Satisfaite de son "Oui, Intendante" docile, elle le renvoya avec son nouveau collègue.
Le garçon de cuisine qui l'accompagnait était un adolescent silencieux qui était un peu rude sur les bords. Il était grand et maigre, une tête plus grand que Yan Zheyun, bien que la légère graisse de bébé sur ses joues suggérait qu'il était peut-être plus jeune. Mais même avec sa tunique, il était évident que sa silhouette filiforme était musclée à force d'années de travail manuel. Yan Zheyun ne pouvait qu'être envieux.

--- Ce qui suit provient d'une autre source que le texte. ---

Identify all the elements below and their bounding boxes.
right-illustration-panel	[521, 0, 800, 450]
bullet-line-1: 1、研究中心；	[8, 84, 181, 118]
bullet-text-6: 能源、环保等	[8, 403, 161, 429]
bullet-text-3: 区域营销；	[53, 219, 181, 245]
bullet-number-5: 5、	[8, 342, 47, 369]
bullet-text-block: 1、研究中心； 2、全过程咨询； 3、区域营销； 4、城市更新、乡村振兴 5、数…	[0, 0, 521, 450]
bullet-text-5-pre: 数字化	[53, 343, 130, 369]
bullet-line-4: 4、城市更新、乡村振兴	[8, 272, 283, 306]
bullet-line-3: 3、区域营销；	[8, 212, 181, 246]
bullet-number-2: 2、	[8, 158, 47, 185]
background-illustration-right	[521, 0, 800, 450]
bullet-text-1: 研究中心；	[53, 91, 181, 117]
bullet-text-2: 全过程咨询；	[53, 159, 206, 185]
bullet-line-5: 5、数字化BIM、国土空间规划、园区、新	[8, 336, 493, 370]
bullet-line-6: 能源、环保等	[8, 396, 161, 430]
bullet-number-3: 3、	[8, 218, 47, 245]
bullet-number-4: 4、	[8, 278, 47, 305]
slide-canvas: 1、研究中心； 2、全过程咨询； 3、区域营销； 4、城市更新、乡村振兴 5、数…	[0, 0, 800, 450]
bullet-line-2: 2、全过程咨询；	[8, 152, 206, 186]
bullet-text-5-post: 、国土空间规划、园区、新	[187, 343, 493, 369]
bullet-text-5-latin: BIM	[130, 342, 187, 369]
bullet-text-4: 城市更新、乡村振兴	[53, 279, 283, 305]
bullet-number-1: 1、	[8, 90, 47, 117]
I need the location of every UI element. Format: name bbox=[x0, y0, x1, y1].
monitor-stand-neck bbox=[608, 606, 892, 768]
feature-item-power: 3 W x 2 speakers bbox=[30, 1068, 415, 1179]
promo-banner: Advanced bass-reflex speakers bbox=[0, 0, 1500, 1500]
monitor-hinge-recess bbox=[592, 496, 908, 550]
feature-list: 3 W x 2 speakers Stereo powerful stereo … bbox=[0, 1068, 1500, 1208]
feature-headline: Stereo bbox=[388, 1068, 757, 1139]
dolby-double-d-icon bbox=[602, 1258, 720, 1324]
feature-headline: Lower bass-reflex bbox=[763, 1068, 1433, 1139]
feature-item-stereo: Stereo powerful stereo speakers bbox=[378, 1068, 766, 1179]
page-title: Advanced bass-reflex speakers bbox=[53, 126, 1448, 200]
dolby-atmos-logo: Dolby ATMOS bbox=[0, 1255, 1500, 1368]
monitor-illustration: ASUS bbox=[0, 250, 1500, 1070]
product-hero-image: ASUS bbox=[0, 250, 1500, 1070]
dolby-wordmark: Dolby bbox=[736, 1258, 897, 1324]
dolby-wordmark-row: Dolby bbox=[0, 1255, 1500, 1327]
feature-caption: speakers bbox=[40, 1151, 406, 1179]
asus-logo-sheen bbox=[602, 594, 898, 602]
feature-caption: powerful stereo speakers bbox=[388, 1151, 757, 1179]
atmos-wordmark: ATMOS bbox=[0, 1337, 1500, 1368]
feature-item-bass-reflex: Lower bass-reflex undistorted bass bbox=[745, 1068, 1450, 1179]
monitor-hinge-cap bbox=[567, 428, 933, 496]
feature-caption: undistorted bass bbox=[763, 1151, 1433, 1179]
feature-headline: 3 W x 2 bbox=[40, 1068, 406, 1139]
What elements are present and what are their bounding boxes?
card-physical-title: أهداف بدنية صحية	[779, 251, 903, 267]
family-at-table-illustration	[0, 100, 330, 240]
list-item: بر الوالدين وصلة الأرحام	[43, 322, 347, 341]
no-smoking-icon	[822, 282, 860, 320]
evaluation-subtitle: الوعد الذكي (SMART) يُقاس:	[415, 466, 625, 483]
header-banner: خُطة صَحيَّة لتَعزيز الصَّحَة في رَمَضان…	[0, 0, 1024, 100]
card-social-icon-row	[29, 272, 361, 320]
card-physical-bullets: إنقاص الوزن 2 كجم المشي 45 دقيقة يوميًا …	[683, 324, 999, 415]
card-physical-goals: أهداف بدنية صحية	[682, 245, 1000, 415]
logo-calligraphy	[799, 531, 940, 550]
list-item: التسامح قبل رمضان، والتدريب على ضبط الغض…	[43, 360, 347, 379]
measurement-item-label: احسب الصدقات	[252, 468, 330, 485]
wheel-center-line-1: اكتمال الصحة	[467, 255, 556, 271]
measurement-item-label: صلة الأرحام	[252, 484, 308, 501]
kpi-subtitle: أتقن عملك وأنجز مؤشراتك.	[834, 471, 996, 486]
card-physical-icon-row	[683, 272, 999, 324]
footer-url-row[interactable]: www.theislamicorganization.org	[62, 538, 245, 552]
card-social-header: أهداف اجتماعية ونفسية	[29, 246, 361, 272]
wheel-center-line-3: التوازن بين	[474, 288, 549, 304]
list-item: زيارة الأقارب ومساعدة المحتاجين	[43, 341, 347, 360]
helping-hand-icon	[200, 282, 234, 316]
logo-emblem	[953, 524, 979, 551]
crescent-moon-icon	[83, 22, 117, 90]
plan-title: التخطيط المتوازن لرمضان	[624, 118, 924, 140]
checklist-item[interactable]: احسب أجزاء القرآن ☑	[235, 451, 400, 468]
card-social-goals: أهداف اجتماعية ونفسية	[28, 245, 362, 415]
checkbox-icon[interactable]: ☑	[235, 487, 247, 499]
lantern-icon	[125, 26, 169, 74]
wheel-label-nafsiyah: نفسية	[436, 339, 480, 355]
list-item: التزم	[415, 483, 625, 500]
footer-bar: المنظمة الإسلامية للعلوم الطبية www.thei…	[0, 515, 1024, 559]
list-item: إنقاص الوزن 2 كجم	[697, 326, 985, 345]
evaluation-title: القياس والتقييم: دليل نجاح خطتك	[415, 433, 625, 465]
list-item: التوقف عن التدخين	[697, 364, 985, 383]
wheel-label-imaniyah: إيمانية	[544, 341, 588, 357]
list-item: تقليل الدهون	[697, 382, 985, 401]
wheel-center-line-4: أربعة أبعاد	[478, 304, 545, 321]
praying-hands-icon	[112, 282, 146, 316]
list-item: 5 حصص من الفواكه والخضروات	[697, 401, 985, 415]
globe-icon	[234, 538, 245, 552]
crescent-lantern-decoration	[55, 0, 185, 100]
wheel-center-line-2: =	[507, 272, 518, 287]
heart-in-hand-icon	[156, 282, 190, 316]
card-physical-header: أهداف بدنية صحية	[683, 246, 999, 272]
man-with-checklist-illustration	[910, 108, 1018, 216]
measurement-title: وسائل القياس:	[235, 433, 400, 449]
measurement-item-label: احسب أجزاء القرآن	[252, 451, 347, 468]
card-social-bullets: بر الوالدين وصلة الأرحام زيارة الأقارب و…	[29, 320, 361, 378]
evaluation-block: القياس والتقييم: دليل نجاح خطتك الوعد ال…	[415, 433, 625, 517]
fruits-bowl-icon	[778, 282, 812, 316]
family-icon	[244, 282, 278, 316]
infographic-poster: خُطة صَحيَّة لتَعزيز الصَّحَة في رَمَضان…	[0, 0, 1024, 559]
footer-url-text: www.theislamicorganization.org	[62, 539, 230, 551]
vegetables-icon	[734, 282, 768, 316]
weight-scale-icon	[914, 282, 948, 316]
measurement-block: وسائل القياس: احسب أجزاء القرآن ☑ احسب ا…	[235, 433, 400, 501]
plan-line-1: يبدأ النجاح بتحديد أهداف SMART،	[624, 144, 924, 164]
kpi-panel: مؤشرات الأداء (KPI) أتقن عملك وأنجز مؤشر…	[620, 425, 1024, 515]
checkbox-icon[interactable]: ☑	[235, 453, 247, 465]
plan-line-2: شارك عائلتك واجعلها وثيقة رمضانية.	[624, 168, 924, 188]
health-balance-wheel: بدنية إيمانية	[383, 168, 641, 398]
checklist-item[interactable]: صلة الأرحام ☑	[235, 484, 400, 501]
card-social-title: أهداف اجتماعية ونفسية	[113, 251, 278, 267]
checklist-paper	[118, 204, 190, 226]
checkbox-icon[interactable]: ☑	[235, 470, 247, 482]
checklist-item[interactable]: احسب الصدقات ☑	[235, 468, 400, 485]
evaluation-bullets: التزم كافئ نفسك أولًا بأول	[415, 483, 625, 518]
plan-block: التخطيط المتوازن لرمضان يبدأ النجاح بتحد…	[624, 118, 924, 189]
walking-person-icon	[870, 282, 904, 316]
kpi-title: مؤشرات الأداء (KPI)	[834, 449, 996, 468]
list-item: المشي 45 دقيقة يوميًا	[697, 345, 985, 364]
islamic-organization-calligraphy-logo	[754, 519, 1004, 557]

Il fut un temps, il avait aussi des abdominaux, mais maintenant il devait se résigner à une taille minuscule qui n'aurait pas dépareillée dans un costume de danseuse du ventre.
… c'était quelque chose dont Yan Zheyun se serait bien passé.
"Je suis Yan Yun." Yan Zheyun se présenta après qu'il devint évident que le garçon ne le ferait pas. Autant commencer à se créer un réseau.
Le garçon grogna. "Wu Zhong," répondit-il, utilisant le nom de famille. Techniquement, Yan Yun aurait dû être également renommé par ses nouveaux maîtres, mais la Famille Wu lui avait gracieusement permis de conserver son nom. Yan Yun en avait été tellement reconnaissant qu'il était tombé à genoux pour s'incliner profondément. Mais ce qu'il n'avait pas réalisé, c'est que c'était juste pour que le Ministre des Rites puisse mieux jouir d'être servi par le fils de l'homme qu'il détestait secrètement.
Wu Zhong poussa un ensemble de portes et conduisit Yan Zheyun à l'intérieur. Il montra une longue plateforme en bois au fond de la pièce exiguë, qui s'étendait sur toute la longueur du mur. Tous les quelques centimètres, une mince couverture était jetée de manière désordonnée dessus.
"C'est le lit," dit Wu Zhong, et Yan Zheyun faillit s'évanouir à cause du choc culturel.
Même Yan Yun, avec ses 4 ans d'expérience de servitude, n'avait jamais vécu dans des conditions aussi sordides auparavant. Il n'y avait pas de souvenirs de ce niveau de délabrement, sinon, Yan Zheyun aurait peut-être réfléchi à deux fois.
Pas étonnant que les yeux de Liang Hui aient presque sauté de leurs orbites lorsqu'il avait suggéré les cuisines. Le privilégié Jeune Maître que Yan Zheyun était mourrait un peu à l'intérieur.
[J'ai une perception des MMP que je ne suis pas sûr de devoir exprimer… la richesse a vraiment limité mon imagination, c'est un énorme miscalcul sur ma part.]
Mais il devait tirer le meilleur parti de la situation maintenant. Ce n'était que des années interminables de travail manuel et quelques murs écaillés. Il apprendrait à s'adapter assez tôt.
Oh, attendez. Il devrait aussi s'accommoder de partager une pièce de 5x5 avec—
"Sept d'entre nous." Wu Zhong se dirigea vers le coin le plus éloigné du lit avant de se retourner pour regarder Yan Zheyun avec un froncement de sourcils. N'aimant pas la scrutation, Yan Zheyun se détourna.
"Où dois-je mettre mes affaires ?" demanda-t-il calmement.
"Dors ici." Wu Zhong pointa le petit espace restant entre la dernière couverture et le mur crasseux. "Je serai à côté de toi. Crois-moi, tu ne veux pas prendre le milieu."
Yan Zheyun n'avait pas l'intention de le faire, mais maintenant que Wu Zhong l'avait dit, il devait poser la question. "… pourquoi pas ?"
L'expression de Wu Zhong s'assombrit. "Ton visage pose problème," dit-il avec une franchise qui surprit Yan Zheyun. Mais c'était un changement agréable après une matinée entière de Tai Chi verbal avec Liang Hui. "Si tu ne veux pas d'ennuis, reste dans ton coin, mêle-toi de tes affaires et éloigne-toi de Wu Zhi."
"Qui ?"
"Wu Zhi. C'est un autre des serviteurs qui travaillent dans les cuisines. Mais il a les faveurs du Jeune Maître Liang Ming et ils complotent souvent ensemble. Tu sais ce qu'ils ont d'autre en commun ? Une préférence pour des visages comme le tien."